Editors’ note: “Reflections on the revolution: a symposium” examines the causes, conduct, and consequences of the American Revolution as well as the enduring pertinence of the United States’ founding ideals. Other participants include Myron Magnet, Dominic Green, Victor Davis Hanson, Wilfred M. McClay, Andrew Roberts & James Piereson.
Spoken or unspoken, all the essays on America’s semiquincentennial that follow in this special symposium conjure with the defining question of our political dispensation.
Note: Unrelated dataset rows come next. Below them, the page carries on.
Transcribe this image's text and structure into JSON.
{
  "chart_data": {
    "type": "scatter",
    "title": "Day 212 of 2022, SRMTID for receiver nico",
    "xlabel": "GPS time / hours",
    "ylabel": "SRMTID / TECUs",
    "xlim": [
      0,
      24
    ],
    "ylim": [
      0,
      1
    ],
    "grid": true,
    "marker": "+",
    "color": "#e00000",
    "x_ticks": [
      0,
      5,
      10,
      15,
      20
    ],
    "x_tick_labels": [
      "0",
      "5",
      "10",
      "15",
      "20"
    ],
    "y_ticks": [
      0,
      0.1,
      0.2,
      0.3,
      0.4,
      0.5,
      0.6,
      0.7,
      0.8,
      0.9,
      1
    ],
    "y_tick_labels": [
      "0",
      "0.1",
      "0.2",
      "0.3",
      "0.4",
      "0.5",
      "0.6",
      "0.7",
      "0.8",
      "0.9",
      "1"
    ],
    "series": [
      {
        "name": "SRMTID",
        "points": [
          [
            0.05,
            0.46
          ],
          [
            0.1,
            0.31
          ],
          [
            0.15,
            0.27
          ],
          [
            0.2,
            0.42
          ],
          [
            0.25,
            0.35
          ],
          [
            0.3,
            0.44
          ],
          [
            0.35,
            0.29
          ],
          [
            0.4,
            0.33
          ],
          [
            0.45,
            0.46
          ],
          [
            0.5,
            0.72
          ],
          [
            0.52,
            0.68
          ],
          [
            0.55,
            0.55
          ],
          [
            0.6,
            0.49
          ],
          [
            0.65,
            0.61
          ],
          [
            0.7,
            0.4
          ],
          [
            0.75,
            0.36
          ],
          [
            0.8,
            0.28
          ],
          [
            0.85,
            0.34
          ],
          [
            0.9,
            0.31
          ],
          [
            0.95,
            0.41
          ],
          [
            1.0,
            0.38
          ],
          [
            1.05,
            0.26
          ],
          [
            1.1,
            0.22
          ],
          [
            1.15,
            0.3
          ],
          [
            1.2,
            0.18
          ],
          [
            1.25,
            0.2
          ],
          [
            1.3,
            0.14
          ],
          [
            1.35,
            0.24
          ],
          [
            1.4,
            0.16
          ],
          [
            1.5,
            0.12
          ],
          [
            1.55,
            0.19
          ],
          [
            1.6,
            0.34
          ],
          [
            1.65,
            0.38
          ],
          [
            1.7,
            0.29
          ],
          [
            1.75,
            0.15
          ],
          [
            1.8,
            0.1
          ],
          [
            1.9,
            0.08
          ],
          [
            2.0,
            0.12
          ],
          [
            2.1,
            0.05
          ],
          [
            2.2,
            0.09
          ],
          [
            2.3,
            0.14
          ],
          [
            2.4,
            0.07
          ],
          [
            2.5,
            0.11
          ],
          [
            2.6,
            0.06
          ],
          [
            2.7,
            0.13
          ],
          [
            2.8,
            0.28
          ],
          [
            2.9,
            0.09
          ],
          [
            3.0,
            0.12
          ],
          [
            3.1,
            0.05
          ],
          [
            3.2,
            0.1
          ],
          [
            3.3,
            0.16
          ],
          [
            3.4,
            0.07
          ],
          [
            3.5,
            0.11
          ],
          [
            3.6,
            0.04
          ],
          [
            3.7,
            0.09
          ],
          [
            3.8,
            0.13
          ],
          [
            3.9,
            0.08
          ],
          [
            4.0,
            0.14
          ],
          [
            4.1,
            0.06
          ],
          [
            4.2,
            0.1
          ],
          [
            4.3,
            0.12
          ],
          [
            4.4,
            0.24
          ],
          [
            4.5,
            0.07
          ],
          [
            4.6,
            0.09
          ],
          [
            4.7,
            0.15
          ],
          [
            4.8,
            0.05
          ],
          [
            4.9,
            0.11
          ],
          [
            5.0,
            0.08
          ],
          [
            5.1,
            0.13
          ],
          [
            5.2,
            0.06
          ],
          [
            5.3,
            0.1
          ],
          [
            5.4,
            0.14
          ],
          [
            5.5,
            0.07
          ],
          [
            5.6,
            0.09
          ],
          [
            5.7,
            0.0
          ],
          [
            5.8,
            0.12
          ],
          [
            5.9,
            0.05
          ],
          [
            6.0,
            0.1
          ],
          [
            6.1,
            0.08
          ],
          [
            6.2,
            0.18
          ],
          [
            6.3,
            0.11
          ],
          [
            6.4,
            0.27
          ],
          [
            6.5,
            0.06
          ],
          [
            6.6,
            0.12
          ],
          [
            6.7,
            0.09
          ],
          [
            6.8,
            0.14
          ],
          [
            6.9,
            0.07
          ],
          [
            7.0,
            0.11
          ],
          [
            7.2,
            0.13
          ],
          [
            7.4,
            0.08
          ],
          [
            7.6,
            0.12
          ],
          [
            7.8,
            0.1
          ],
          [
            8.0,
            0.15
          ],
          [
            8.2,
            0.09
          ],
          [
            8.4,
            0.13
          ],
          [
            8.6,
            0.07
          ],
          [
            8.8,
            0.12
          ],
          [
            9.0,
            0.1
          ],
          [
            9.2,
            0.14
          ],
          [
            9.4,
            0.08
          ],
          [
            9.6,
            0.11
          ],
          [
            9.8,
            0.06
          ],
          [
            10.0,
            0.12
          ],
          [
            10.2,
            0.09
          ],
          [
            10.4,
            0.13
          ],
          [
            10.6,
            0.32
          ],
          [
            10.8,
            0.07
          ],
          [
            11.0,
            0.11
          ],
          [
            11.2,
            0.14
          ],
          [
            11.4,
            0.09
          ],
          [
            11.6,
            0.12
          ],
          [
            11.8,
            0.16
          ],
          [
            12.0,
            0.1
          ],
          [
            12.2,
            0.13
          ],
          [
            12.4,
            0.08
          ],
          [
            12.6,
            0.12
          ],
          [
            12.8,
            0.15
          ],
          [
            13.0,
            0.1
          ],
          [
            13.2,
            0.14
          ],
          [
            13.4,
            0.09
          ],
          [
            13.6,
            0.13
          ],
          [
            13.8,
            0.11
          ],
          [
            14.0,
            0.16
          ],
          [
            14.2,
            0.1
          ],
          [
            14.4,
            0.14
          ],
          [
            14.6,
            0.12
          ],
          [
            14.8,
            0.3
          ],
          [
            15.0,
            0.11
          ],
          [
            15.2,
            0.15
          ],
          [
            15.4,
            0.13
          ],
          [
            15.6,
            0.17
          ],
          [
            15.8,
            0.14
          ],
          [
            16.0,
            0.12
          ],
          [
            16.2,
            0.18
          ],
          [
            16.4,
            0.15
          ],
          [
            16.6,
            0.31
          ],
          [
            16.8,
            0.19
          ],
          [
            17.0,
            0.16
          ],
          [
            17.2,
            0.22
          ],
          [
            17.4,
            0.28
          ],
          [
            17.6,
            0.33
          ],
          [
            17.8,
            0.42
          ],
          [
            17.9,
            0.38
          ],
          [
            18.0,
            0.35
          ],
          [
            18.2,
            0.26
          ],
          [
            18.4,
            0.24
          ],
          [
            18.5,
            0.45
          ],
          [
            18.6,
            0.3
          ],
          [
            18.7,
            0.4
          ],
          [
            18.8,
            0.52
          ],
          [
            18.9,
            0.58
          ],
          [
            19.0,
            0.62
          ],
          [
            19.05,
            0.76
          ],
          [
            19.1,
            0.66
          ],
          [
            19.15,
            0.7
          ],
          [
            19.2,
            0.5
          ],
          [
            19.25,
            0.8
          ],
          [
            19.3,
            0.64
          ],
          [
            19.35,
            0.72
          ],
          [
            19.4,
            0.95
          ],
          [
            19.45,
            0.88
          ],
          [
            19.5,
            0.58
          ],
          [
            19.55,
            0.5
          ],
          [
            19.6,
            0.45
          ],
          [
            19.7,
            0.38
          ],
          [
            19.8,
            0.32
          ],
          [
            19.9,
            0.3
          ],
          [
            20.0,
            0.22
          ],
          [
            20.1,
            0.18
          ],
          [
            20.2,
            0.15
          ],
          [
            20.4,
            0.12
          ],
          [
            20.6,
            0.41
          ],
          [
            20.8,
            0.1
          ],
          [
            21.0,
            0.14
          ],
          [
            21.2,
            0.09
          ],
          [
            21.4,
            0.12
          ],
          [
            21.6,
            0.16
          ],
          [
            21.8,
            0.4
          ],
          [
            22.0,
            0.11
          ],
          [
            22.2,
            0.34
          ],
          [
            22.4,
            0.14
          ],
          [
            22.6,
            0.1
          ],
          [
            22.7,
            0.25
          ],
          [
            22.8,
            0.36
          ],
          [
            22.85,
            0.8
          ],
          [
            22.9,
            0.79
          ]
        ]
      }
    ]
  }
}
The question was articulated for the ages by Alexander Hamilton in the very first of The Federalist Papers. “It has been frequently remarked,” Hamilton noted,
that it seems to have been reserved to the people of this country . . . to decide the important question, whether societies of men are really capable or not of establishing good government from reflection and choice, or whether they are forever destined to depend for their political constitutions on accident and force.
A quarter of a millennium on, that question has lost none of its pertinence. Which is to say that, astonishingly successful though the United States has been, the question that Hamilton posed was not decided once and for all with our founding documents, the Declaration of Independence in 1776 and the Constitution, the virtues of which Hamilton and his Federalist coauthors James Madison and John Jay argued for in 1787–88. On the contrary, the great contest between choice and reflection, on the one hand, and accident and force, on the other, is never definitively settled.
Why? Because, as Madison said about the causes of “faction,” it is a contest that is “sown in the nature of man.” Indeed, the antiphony between force and reflection is inextricably intertwined with the reality of faction. Among other things, this implies that it is not given to human nature to enjoy permanent victories. Every triumph is provisional, every achievement tentative. This is part of what Ronald Reagan meant when he observed, in 1967, that
Freedom is a fragile thing and it’s never more than one generation away from extinction. It is not ours by way of inheritance; it must be fought for and defended constantly by each generation.